As I’ve been studying the Eight Great Goods for more than a year now, I’ve discovered that not only are there examples of individuals around the world who put each of these eight great goods at the top of their personal lists of priorities in making a decision, but there are good national exemplars of each of the Goods.
A nation’s greatest Good
A nation’s culture is, of course, a major factor in understanding which of the Greatest Goods a country adopts as its key decision-making factor, but for the purposes of classifying countries, I tried to look at the historical behaviors of the national governments: what are the laws and decision-making patterns.
It is hard to tease apart culture and government in most places. It is a very chicken and egg distinction; a little like the Church and State division that the US Constitution requires. The Founding Fathers, while trying to separate the two, included regular references to God in their state building documents, mottos, and imagery. Culturally, these men were church-going, Bible reading folk. So a lot of their culture found its way into the government that they were designing. But they were logically trying to draw a distinction. They wanted the laws – the decision-making systems – of the country to be separate from that Christian culture. But culture definitely defines the laws. And each country in the world has its own decision-making pattern which corresponds to their (usually) unconscious prioritization of the Eight Great Goods.
My nominees for countries which exemplify each of the Goods are: Life (Japan); Stability (China); Growth (Singapore); Joy (Bhutan); Society (Switzerland); Fairness (Norway); Belief (Saudi Arabia); and Individuality (US). Some people question the first seven on the list. I’ve never had anyone issue a single challenge to the last one; the US is the epitome of Individuality.
America’s history of individuality started early with the first pilgrims escaping religious persecution in England and in the process escaping their families and friends. The American Revolution rejected societal hierarchy as a god-given right and cut Americans off from their history and ancestry. Every wave of immigrants since has been willing to leave behind their security and all of their societal ties in a bid for great economic opportunity (Growth) and independence (Individuality).
From a gene pool perspective, you have to wonder if America has not been selecting for the most individualistic people in the world for centuries now. Those most connected to the familial, communal, or national societies would have been poor candidates for the allure of emigration to the United States of America. Those in any given gene pool with the most individualist tendencies – not afraid to stake a claim to land in the middle of nowhere and cultivate it on their own; hopeful for wealth and a new start to life by traveling alone to work a railroad job or pan for gold – are the gene pool that has created America.

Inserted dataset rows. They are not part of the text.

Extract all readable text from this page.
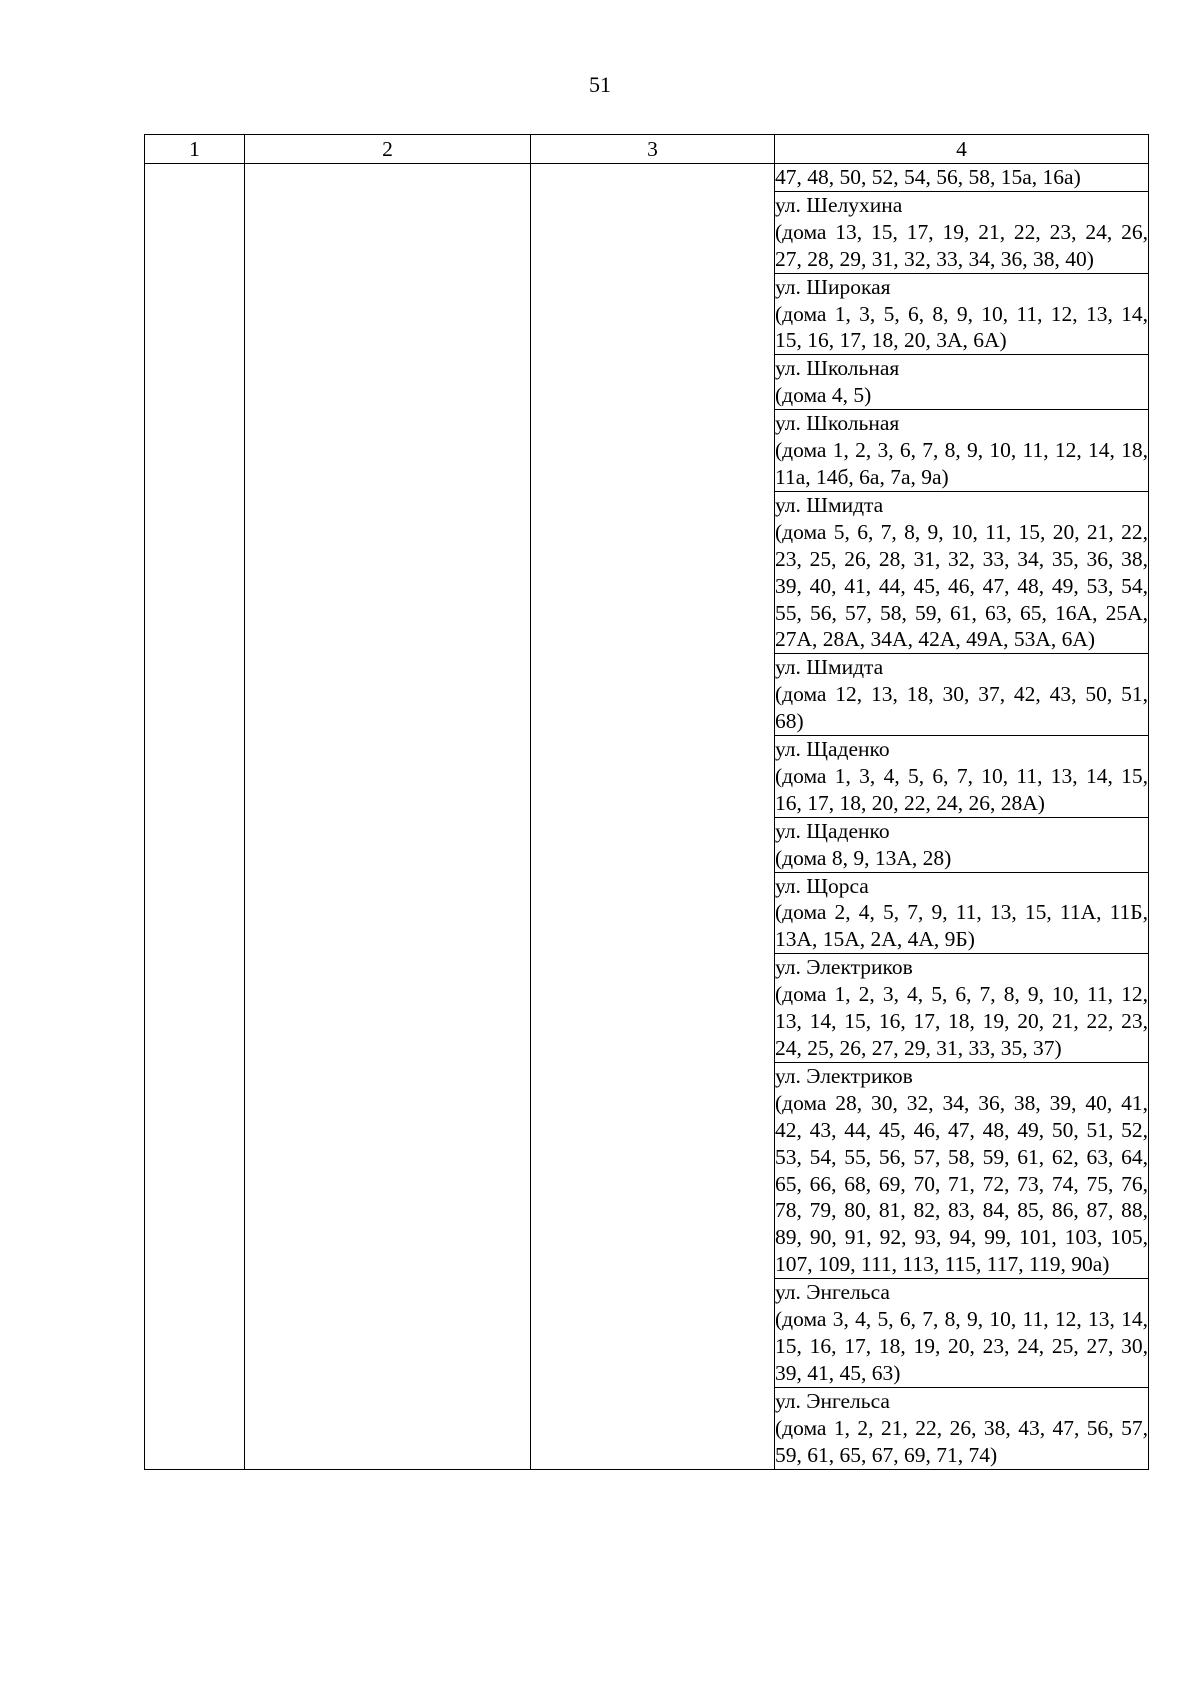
51
1	2	3	4

			47, 48, 50, 52, 54, 56, 58, 15а, 16а)

			ул. Шелухина
(дома 13, 15, 17, 19, 21, 22, 23, 24, 26, 27, 28, 29, 31, 32, 33, 34, 36, 38, 40)

			ул. Широкая
(дома 1, 3, 5, 6, 8, 9, 10, 11, 12, 13, 14, 15, 16, 17, 18, 20, 3А, 6А)

			ул. Школьная
(дома 4, 5)

			ул. Школьная
(дома 1, 2, 3, 6, 7, 8, 9, 10, 11, 12, 14, 18, 11а, 14б, 6а, 7а, 9а)

			ул. Шмидта
(дома 5, 6, 7, 8, 9, 10, 11, 15, 20, 21, 22, 23, 25, 26, 28, 31, 32, 33, 34, 35, 36, 38, 39, 40, 41, 44, 45, 46, 47, 48, 49, 53, 54, 55, 56, 57, 58, 59, 61, 63, 65, 16А, 25А, 27А, 28А, 34А, 42А, 49А, 53А, 6А)

			ул. Шмидта
(дома 12, 13, 18, 30, 37, 42, 43, 50, 51, 68)

			ул. Щаденко
(дома 1, 3, 4, 5, 6, 7, 10, 11, 13, 14, 15, 16, 17, 18, 20, 22, 24, 26, 28А)

			ул. Щаденко
(дома 8, 9, 13А, 28)

			ул. Щорса
(дома 2, 4, 5, 7, 9, 11, 13, 15, 11А, 11Б, 13А, 15А, 2А, 4А, 9Б)

			ул. Электриков
(дома 1, 2, 3, 4, 5, 6, 7, 8, 9, 10, 11, 12, 13, 14, 15, 16, 17, 18, 19, 20, 21, 22, 23, 24, 25, 26, 27, 29, 31, 33, 35, 37)

			ул. Электриков
(дома 28, 30, 32, 34, 36, 38, 39, 40, 41, 42, 43, 44, 45, 46, 47, 48, 49, 50, 51, 52, 53, 54, 55, 56, 57, 58, 59, 61, 62, 63, 64, 65, 66, 68, 69, 70, 71, 72, 73, 74, 75, 76, 78, 79, 80, 81, 82, 83, 84, 85, 86, 87, 88, 89, 90, 91, 92, 93, 94, 99, 101, 103, 105, 107, 109, 111, 113, 115, 117, 119, 90а)

			ул. Энгельса
(дома 3, 4, 5, 6, 7, 8, 9, 10, 11, 12, 13, 14, 15, 16, 17, 18, 19, 20, 23, 24, 25, 27, 30, 39, 41, 45, 63)

			ул. Энгельса
(дома 1, 2, 21, 22, 26, 38, 43, 47, 56, 57, 59, 61, 65, 67, 69, 71, 74)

Even our evangelical bent betrays our individualism – we believe that we have the right to talk directly to God and no formal hierarchy of saints or priests should stand in our way. The religions that have prospered in the last few decades are those without formal structure where the preacher is hired or fired by a congregation wanting to hear entertaining messages of hope, prosperity, and individual success.
So how do you form a society – a nation – from such a group of individualists? The times when we, as a nation, have been willing to pull together have been in moments of national tragedy or crisis. The Revolutionary War was the start of it all – a time when individuals agreed with each other (for the most part – although the biggest Constitutional battles through our history have been over issues that our Founding Fathers could not agree on themselves) to separate themselves from a much bigger and more powerful society. All American legislation which has been meant to support the weaker (and less well off) among us has been passed when we were all feeling vulnerable – the Depression, World War II, the aftermath of Kennedy’s assassination and 9-11. At times like these, even the most individualistic among us have given up some “rights” in the hope that someone would come to our rescue and protect us – we hoped that somehow the nation could make things better.

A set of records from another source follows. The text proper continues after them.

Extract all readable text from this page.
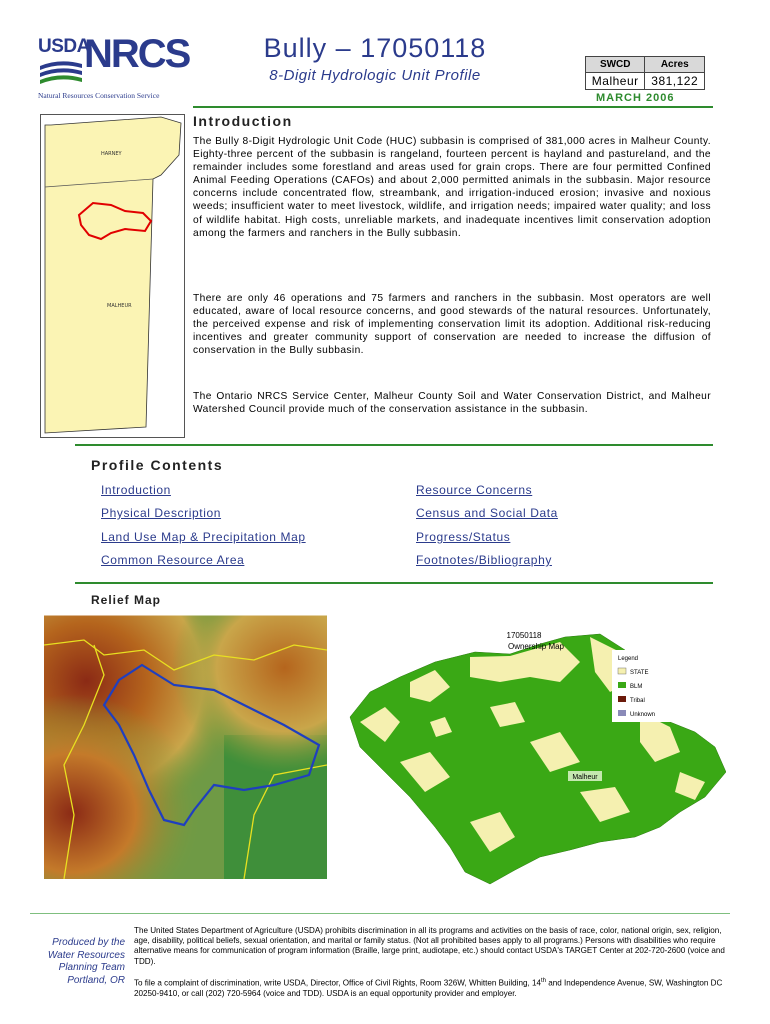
USDA
NRCS
Natural Resources Conservation Service
Bully – 17050118
8-Digit Hydrologic Unit Profile
SWCD	Acres
Malheur	381,122
MARCH 2006
HARNEY
MALHEUR
Introduction

The Bully 8-Digit Hydrologic Unit Code (HUC) subbasin is comprised of 381,000 acres in Malheur County. Eighty-three percent of the subbasin is rangeland, fourteen percent is hayland and pastureland, and the remainder includes some forestland and areas used for grain crops. There are four permitted Confined Animal Feeding Operations (CAFOs) and about 2,000 permitted animals in the subbasin. Major resource concerns include concentrated flow, streambank, and irrigation-induced erosion; invasive and noxious weeds; insufficient water to meet livestock, wildlife, and irrigation needs; impaired water quality; and loss of wildlife habitat. High costs, unreliable markets, and inadequate incentives limit conservation adoption among the farmers and ranchers in the Bully subbasin.

There are only 46 operations and 75 farmers and ranchers in the subbasin. Most operators are well educated, aware of local resource concerns, and good stewards of the natural resources. Unfortunately, the perceived expense and risk of implementing conservation limit its adoption. Additional risk-reducing incentives and greater community support of conservation are needed to increase the diffusion of conservation in the Bully subbasin.

The Ontario NRCS Service Center, Malheur County Soil and Water Conservation District, and Malheur Watershed Council provide much of the conservation assistance in the subbasin.

Profile Contents
Introduction
Physical Description
Land Use Map & Precipitation Map
Common Resource Area
Resource Concerns
Census and Social Data
Progress/Status
Footnotes/Bibliography
Relief Map
17050118
Ownership Map
Legend
STATE
BLM
Tribal
Unknown
Malheur
Produced by the Water Resources Planning Team Portland, OR

The United States Department of Agriculture (USDA) prohibits discrimination in all its programs and activities on the basis of race, color, national origin, sex, religion, age, disability, political beliefs, sexual orientation, and marital or family status. (Not all prohibited bases apply to all programs.) Persons with disabilities who require alternative means for communication of program information (Braille, large print, audiotape, etc.) should contact USDA's TARGET Center at 202-720-2600 (voice and TDD).

To file a complaint of discrimination, write USDA, Director, Office of Civil Rights, Room 326W, Whitten Building, 14th and Independence Avenue, SW, Washington DC 20250-9410, or call (202) 720-5964 (voice and TDD). USDA is an equal opportunity provider and employer.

Individuality in a slow economy
In the wake of new laws on welfare, social security, civil rights legislation, gender equality, our society actually did get stronger. Our willingness to work together as a nation and as communities (whole communities, not just the people who looked alike), created an era of growth and growing equality in the US. From the 1920s to the 1970s, inequality in wages and living standards in our country dipped; we became more alike than different – geographically, racially, sexually, and economically.
But with the crises gone, we naturally revert, rather quickly, to our individualistic ways. We want the nation – big brother – out of our way. This tendency is exacerbated by economic discomfort (which hasn’t quite turned into a crisis) for most of us in the country. As overall economic growth rates have slumped in the US, we want to hold on to what we have. We are individualists after all. Our culture (and possibly even our genes) predisposes us to move farther away from each other, put up fences, break out the guns, and avidly protect what we have.

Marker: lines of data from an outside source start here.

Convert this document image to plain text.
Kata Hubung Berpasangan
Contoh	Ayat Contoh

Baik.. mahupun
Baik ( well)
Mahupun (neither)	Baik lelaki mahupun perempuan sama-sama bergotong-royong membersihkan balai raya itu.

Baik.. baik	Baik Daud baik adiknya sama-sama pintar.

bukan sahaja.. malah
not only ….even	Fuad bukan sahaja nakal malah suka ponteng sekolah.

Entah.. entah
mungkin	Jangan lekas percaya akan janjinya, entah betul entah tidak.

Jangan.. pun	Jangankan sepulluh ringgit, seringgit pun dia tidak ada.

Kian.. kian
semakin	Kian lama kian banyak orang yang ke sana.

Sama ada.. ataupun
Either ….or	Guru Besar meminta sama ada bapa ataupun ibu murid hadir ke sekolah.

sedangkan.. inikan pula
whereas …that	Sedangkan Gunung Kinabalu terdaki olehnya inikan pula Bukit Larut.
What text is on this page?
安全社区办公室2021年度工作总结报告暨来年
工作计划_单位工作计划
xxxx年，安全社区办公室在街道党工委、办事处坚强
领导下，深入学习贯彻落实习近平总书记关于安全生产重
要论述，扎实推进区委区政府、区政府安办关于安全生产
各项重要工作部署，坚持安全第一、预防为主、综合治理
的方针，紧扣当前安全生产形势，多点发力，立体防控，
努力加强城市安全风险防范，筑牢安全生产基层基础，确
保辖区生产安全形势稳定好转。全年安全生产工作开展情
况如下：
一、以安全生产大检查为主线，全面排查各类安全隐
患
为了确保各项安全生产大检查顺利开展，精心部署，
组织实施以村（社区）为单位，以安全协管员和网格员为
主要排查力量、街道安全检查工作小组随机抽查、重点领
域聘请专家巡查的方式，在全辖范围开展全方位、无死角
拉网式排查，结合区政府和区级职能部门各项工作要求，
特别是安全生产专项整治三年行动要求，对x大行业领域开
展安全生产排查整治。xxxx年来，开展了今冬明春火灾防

The one place where this trend is less obvious is in the urban areas of our country. It is perhaps not surprising that those who live in large cities in the US are the most likely to vote for the most liberal agenda – they rub shoulders with the less fortunate every day; they see the negative impact on their own lives when others are struggling.
But most of our country is God’s land of Individualism. And if history is any guide, it will remain that way until the next crisis makes us realize how important we really are to each other.